B) The Corded Ware culture which existed from 2900 to 2350 BC in Germany, Central Europe and the Baltic. It is associated with the partial replacement of Neolithic LBK- and TRB-related male lineages by R1a lineages. 
C) The Unetice culture, which replaced the Corded Ware culture in Germany, Bohemia and western Poland from 2300 BC and lasted until 1800 BC. It marks the fusion of R1b lineages with Corded Ware lineages, although some R1b tribes were already present around Hungary at least since 3000 BC, and arrived in Germany during the Corded Ware period. 
What is interesting is that we see the progressive disappearance of the Megalithic culture in the British Isles, Belgium, France and northern Italy between 2300 and 1800 BC, right in the middle of the Bell Beaker period. The Beaker phenomenon was present in these regions several centuries before the arrival of Bronze Age cultures, but survived for a while, unlike Megalithic cultures. In and around Germany, the Corded Ware culture (R1a Bronze Age) was replaced by another Indo-European Unetice culture (R1b Bronze Age) that was the result of the migration of different people (R1b) from the Danube region. And yet the Beaker phenomenon survived, because it was not directly associated with a particular ethnic group, but was an international trade network. 
Another evidence of the pluriculturality of the Bell Beaker phenomenon is that there were very distinct types of Beaker pottery in Indo-European Central Europe (the cord-impressed types, such as the "All Over Corded") and the Megalithic Western Europe (the "Maritime" type, decorated with bands filled with impressions made with a comb or cord).  
It is not a coincidence that the Beaker phenomenon has been divided by archaeologists into several groups. People who made Maritime beakers were simply not the same ethnic group as those who made or used beakers in Central Europe. This is obvious from mtDNA samples we have from this period. 
In German sites containing beakers we see clearly Indo-European lineages like H4a1, I1a1, T1a, U2e, U4c1 and W5a, mixed with earlier Neolithic of Mesolithic lineages (H1, H3, T2e, U5).  

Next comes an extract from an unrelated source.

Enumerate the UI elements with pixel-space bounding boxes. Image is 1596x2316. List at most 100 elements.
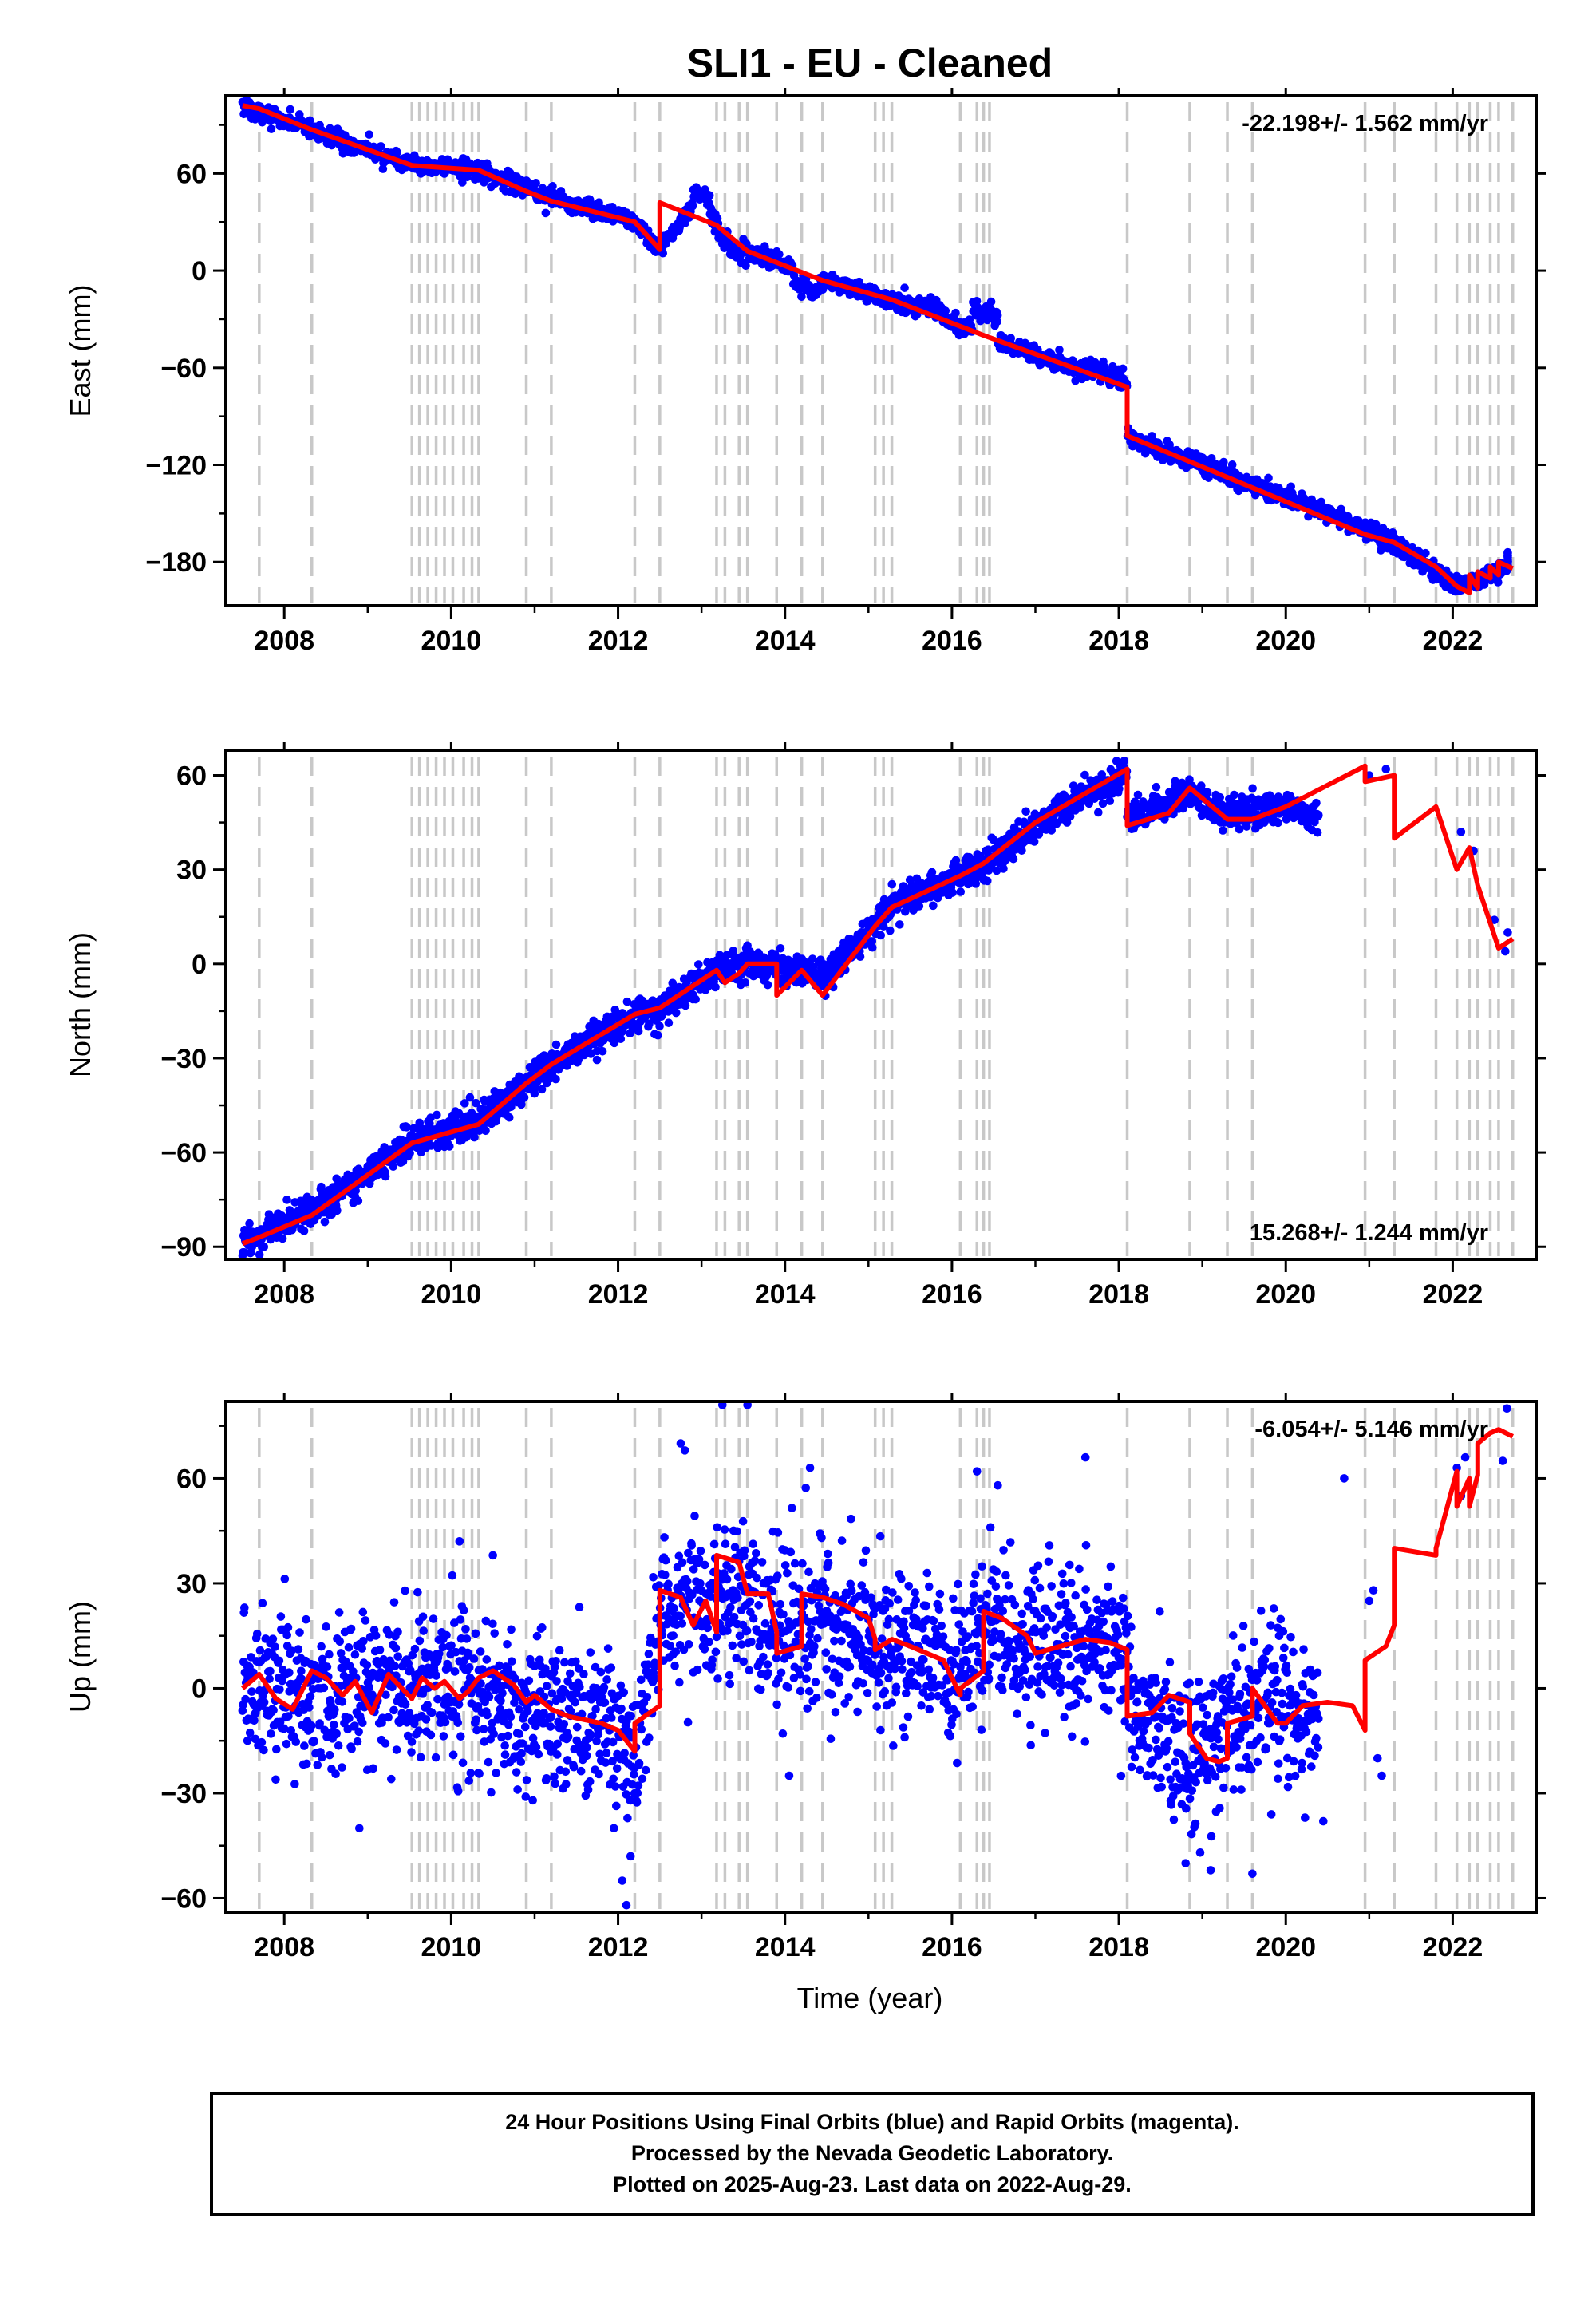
data-point bbox=[358, 1607, 368, 1617]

But in Spain, all the mtDNA lineages are in clear continuity with earlier Neolithic samples. Iberian beakers samples tested to date include H1, H3, H14, H20 (or L3), J, K, L1b, L2, L3a, T2, U, V and X. 
The beaker trade network obviously involved some minor population movements across Western an Central Europe. I have no idea if the trade was dominated by people from one specific region, but I doubt it. Some R1a and R1b lineages from Central Europe might have ended up in Western Europe following trade routes during the early Beaker period. It is however unlikely that any large-scale migration or invasion of R1b people occurred before we see the archaeological replacement of Stone or Copper Age cultures using common Megalithic burial (e.g. passage graves) by Bronze Age cultures using single graves. This would have happened in the late Beaker period, hence the common, but mistaken assumption that the Beaker phenomenon itself represented the invasion of Western Europe by R1b people. Forget the bell beakers as an ethnic culture. It was more like a Silk Road than a culture of its own.